And striking that balance isn’t exclusive to the retail industry, the report adds, pointing to auto manufacturers like Toyota, Nissan and Honda which each offer higher end, luxury models through their Lexus, Infiniti and Acura brands, along with lower priced options through their flagship, namesake brands.
Higher end luxury retailers like Gilt Groupe and Haute Look (through Nordstrom) are making their brands accessible to a wider audience through e-commerce and via mobile apps. And the response from millennials has been strong.
The report says millennials ages 18-34 spend more than 50 hours a month using smartphones to search the web and use mobile apps.
The luxury consumer market today is made up of about 33% of U.S. households, the report says.
Within that group, there is the “established luxury” consumer segment. Those are the traditional affluent luxury buyers who value high quality, are older, live in affluent communities and don’t feel the need to show off by purchasing luxury goods. They shop at stores like Brooks Brother and Pottery Barn.
There’s also the “new luxury” consumer segment that is made up of young urbanites who value quality and craftsmanship, but also view luxury items as status symbols and image makers. Many of these consumers see luxury items as a way to make a statement about their success on social media.
These new luxury consumers are most likely to live in tech-hubs like San Jose and San Francisco, and they are likely to shop at upscale retailers like Bloomingdale’s, Crate & Barrel and Anthropologie.
There’s also the “Keeping Up with the Jones” segment that uses luxury items as a way to signal their success within their communities. This group doesn’t really value quality in luxury items. Rather, luxury goods serve as a way to impress others and gain stature. These consumers can be found in Los Angeles, Portland, Ore., and Salt Lake City. They are frequent shoppers at Banana Republic, Macy’s and The Gap.

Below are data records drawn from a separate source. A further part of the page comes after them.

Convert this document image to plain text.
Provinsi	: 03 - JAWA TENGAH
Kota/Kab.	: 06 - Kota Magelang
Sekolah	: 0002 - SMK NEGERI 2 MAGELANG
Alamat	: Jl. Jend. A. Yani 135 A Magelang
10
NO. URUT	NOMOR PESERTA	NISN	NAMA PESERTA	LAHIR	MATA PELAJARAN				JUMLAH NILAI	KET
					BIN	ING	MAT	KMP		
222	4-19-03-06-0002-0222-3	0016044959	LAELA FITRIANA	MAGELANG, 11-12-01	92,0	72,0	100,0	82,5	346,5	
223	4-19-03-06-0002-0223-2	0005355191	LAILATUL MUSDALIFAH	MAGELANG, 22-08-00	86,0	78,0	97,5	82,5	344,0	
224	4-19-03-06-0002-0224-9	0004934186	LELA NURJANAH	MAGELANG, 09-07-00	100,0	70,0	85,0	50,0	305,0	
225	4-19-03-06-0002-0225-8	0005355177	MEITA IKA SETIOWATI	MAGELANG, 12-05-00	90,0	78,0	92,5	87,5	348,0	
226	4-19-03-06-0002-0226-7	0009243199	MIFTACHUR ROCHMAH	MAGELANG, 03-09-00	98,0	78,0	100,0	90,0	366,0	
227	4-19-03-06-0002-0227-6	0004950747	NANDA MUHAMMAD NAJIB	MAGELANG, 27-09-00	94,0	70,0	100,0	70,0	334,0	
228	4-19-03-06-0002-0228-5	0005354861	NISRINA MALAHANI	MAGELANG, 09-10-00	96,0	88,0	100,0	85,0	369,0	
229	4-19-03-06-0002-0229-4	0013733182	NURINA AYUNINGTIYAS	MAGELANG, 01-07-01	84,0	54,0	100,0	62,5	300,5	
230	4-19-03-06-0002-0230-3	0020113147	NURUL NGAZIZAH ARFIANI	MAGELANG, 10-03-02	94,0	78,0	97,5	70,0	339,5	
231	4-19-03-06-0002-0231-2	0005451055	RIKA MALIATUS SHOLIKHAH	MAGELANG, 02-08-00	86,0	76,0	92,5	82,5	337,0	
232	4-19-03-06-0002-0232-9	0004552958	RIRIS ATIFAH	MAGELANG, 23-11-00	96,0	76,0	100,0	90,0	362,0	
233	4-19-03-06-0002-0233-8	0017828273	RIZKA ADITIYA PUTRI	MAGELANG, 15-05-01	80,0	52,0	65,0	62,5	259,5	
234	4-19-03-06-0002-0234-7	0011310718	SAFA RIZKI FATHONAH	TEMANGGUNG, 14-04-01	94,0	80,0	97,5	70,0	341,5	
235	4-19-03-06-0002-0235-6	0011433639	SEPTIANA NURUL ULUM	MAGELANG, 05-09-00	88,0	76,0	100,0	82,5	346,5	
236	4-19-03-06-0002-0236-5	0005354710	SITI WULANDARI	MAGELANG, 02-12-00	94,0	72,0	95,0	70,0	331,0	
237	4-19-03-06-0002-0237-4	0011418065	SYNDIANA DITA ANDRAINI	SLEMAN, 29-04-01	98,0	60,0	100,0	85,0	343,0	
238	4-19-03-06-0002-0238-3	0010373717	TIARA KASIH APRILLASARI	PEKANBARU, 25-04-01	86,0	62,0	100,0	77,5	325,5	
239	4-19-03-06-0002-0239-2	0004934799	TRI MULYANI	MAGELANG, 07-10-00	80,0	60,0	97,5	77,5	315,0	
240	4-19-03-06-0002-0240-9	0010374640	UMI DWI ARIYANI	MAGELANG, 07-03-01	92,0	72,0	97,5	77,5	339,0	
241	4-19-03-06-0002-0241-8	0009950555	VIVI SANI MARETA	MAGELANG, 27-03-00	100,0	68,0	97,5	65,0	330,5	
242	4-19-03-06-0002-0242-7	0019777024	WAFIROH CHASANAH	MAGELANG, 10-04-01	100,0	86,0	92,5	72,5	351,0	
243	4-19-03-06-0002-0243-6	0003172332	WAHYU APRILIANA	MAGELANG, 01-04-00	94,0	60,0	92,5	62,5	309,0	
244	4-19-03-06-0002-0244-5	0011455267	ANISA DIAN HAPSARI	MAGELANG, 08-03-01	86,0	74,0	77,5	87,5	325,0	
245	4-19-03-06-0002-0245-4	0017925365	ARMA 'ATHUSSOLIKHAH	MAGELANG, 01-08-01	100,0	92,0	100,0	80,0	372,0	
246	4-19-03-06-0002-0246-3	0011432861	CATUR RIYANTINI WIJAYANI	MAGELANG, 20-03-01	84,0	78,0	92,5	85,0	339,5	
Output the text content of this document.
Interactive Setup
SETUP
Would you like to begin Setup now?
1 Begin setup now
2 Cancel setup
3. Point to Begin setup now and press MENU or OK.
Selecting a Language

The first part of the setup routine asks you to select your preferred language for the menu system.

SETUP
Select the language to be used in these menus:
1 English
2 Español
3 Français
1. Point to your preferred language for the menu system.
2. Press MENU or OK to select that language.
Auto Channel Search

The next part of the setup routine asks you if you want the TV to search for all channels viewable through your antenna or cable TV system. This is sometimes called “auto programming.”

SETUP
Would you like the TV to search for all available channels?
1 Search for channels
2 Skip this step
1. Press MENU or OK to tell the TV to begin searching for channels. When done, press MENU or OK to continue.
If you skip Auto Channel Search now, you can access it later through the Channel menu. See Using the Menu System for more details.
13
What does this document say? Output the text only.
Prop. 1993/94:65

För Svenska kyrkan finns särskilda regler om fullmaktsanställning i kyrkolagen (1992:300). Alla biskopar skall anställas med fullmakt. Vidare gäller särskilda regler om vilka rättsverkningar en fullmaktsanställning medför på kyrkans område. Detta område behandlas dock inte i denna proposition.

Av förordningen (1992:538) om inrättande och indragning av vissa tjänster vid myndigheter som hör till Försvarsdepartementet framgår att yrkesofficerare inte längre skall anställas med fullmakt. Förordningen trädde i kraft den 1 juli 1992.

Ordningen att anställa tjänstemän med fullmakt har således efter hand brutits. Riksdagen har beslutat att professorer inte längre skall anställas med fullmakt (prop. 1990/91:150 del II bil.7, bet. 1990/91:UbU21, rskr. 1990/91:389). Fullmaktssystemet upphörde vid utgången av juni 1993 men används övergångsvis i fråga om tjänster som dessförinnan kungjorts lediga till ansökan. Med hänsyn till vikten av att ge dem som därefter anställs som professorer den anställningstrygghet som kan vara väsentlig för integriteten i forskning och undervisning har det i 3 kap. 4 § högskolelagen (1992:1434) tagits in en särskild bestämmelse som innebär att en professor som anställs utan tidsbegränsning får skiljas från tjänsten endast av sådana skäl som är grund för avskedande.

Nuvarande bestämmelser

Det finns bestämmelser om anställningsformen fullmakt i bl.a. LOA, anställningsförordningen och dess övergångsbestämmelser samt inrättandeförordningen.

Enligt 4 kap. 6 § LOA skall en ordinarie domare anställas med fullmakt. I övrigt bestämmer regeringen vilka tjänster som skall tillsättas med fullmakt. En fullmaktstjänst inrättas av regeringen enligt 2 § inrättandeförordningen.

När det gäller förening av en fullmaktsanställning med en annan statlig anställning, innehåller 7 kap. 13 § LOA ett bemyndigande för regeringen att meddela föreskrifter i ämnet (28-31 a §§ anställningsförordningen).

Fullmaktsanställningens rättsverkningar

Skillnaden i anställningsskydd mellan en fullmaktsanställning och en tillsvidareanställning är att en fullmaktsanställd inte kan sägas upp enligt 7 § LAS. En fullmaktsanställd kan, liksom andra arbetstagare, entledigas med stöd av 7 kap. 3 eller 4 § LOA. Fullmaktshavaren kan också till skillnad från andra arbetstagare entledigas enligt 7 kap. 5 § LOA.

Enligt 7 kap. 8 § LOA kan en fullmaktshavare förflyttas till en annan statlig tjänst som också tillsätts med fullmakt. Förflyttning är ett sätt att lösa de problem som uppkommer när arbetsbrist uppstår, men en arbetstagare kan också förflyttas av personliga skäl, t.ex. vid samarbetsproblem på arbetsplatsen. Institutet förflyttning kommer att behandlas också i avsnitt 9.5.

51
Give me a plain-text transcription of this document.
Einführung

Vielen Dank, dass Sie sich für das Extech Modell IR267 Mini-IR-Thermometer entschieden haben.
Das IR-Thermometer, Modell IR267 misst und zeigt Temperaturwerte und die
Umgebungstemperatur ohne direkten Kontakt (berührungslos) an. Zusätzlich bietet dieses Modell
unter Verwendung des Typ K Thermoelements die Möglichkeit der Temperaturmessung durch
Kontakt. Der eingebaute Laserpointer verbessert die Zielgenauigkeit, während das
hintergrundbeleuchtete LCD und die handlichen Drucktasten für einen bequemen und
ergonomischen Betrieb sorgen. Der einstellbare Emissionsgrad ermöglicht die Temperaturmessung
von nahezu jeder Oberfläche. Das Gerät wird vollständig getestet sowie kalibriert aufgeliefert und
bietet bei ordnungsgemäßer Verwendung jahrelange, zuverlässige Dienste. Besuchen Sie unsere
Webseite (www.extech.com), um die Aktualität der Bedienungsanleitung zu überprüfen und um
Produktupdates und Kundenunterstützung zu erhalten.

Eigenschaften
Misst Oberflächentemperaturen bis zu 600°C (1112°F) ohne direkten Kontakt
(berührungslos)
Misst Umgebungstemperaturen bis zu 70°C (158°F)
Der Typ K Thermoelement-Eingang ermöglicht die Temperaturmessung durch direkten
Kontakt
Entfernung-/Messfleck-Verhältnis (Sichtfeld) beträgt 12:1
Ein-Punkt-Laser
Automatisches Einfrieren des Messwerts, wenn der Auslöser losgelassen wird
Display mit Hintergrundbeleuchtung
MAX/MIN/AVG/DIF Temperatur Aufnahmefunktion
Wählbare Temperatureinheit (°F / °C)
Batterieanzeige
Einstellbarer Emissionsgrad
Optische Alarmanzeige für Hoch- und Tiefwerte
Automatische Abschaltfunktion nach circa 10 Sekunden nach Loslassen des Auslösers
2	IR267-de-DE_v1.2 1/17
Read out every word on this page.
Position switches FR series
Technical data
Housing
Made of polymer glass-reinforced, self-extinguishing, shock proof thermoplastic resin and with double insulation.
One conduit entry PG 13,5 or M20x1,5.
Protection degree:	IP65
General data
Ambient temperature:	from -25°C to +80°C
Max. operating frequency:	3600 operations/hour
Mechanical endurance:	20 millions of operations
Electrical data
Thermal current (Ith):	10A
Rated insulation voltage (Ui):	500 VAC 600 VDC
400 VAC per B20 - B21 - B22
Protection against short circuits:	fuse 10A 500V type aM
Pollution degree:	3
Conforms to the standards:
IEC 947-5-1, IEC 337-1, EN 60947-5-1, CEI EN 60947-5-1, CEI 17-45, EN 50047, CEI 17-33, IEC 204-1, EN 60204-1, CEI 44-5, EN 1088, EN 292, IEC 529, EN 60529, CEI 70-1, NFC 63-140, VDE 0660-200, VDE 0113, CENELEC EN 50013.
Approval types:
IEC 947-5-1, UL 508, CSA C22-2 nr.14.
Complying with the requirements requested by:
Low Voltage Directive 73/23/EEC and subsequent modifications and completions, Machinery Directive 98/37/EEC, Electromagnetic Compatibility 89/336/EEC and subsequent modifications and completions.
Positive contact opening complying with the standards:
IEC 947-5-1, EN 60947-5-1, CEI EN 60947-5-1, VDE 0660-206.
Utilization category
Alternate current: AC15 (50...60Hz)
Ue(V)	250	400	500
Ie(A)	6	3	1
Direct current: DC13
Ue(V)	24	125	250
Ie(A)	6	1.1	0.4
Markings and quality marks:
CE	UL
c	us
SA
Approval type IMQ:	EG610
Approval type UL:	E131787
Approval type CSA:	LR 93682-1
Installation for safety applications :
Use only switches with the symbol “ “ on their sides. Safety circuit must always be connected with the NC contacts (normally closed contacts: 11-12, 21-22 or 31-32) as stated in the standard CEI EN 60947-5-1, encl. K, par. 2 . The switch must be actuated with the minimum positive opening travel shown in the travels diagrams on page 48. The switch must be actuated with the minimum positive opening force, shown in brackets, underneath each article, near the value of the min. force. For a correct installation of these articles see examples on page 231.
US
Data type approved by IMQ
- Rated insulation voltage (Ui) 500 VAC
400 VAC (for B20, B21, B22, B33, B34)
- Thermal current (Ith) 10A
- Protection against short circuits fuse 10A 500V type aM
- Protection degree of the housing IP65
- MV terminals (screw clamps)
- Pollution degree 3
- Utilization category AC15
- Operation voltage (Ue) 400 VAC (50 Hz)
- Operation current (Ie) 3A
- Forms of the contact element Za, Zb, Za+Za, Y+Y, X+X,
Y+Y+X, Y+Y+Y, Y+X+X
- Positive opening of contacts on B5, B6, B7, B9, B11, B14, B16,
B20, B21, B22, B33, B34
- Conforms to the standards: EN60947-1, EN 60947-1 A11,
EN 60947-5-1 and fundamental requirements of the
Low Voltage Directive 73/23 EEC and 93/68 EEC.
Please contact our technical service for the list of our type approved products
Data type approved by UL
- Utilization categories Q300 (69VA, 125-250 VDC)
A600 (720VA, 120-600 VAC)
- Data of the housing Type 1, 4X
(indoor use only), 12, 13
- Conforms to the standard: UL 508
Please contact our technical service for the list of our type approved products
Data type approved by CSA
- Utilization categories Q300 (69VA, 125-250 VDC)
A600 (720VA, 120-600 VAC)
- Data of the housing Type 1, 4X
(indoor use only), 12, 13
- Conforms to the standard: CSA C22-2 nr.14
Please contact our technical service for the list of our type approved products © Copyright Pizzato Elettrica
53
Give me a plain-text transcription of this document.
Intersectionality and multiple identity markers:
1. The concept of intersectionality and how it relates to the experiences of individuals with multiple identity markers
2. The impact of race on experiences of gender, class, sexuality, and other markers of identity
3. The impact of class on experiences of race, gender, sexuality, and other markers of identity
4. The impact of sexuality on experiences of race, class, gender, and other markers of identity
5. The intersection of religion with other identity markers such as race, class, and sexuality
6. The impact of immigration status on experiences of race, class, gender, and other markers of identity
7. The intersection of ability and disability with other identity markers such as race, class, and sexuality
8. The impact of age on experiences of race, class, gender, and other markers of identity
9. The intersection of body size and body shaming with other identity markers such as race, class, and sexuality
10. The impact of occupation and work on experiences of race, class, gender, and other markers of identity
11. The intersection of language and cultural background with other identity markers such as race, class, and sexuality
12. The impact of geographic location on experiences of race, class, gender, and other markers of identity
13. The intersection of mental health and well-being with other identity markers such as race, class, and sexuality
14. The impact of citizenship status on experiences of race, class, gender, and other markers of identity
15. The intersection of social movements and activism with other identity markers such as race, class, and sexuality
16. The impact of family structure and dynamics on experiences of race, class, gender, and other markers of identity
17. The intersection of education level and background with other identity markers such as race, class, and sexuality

There is another consumer segment called the “aspirationals.” They place a value on luxury items but have not traditionally made purchases. These are the consumers who take advantage of lower-priced offerings where luxury brand partnerships with mass retailers give them access to some brands.
Younger aspirationals tend to live in college towns and shop at retailers like Old Navy, Express and Burlington Coat Factory. Older aspirationals tend to live in Florida.
There’s also a non-luxury buying segment of consumers that makes up about 26% of the total population.
In a nutshell, here is a little profile of each of the five luxury buying consumer segments.
New Luxury Consumers
• Value image, status, quality, buy luxury
• Ages 25-44, wealthy urbanites
• Like to broadcast a lifestyle that impresses others
• Willing to pay more for high quality products
• Spent $500 in last year on athletic shoes, cosmetics/perfume, men’s and women’s clothing
Established Luxury Consumers
• Value quality, buy luxury
• Age 45 and over, wealthy suburban homeowners
• Willing to pay more for high quality product
• Prefer subtle status cues and timeless classic goods over trends
• Spent $500 in last year on fine jewelry, men’s and women’s business clothing, cosmetics/perfume, sports equipment
Keeping Up With The Jones
• Value image and status, buy luxury
• Under age 55, upscale suburban families
• Strive to achieve a high social status
• Like to live a lifestyle that impresses others
• Spent $500 in last year on athletic shoes, cosmetics/perfume, kids’ clothing, women’s shoes
Younger Aspirationals
• Value luxury, doesn’t buy luxury
• Under age 55, midscale suburban families
• Influenced by celebrity endorsements
• Would pay more for products consistent with the image they want
• Follow trends, wear designer brands to impress others
• Spent $500 in last year on athletic shoes, kids’ clothing
Older Aspirationals
• Value luxury, doesn’t buy luxury
• Age 55 plus, midscale rural couples
• Brand name is best indication of quality to them
• Price Conscious, economy has a direct impact on spending habits
• Spent less than $500 in last year on apparel, shoes and sports equipment
The report says developing a focused consumer engagement strategy for both core and aspirational luxury consumers is crucial for brands looking to tap into that market.
A successful consumer engagement strategy should include:
• Understanding the values, motivations and product preferences of consumers with affinity for luxury brands. Brands need to figure out which consumers lead and influence the luxury market and which consumers follow.
• Finding these consumers where they live and reaching them through the media they consume
• Activating consumers with messaging that will resonate and form an emotional connection and engagement to the luxury brands.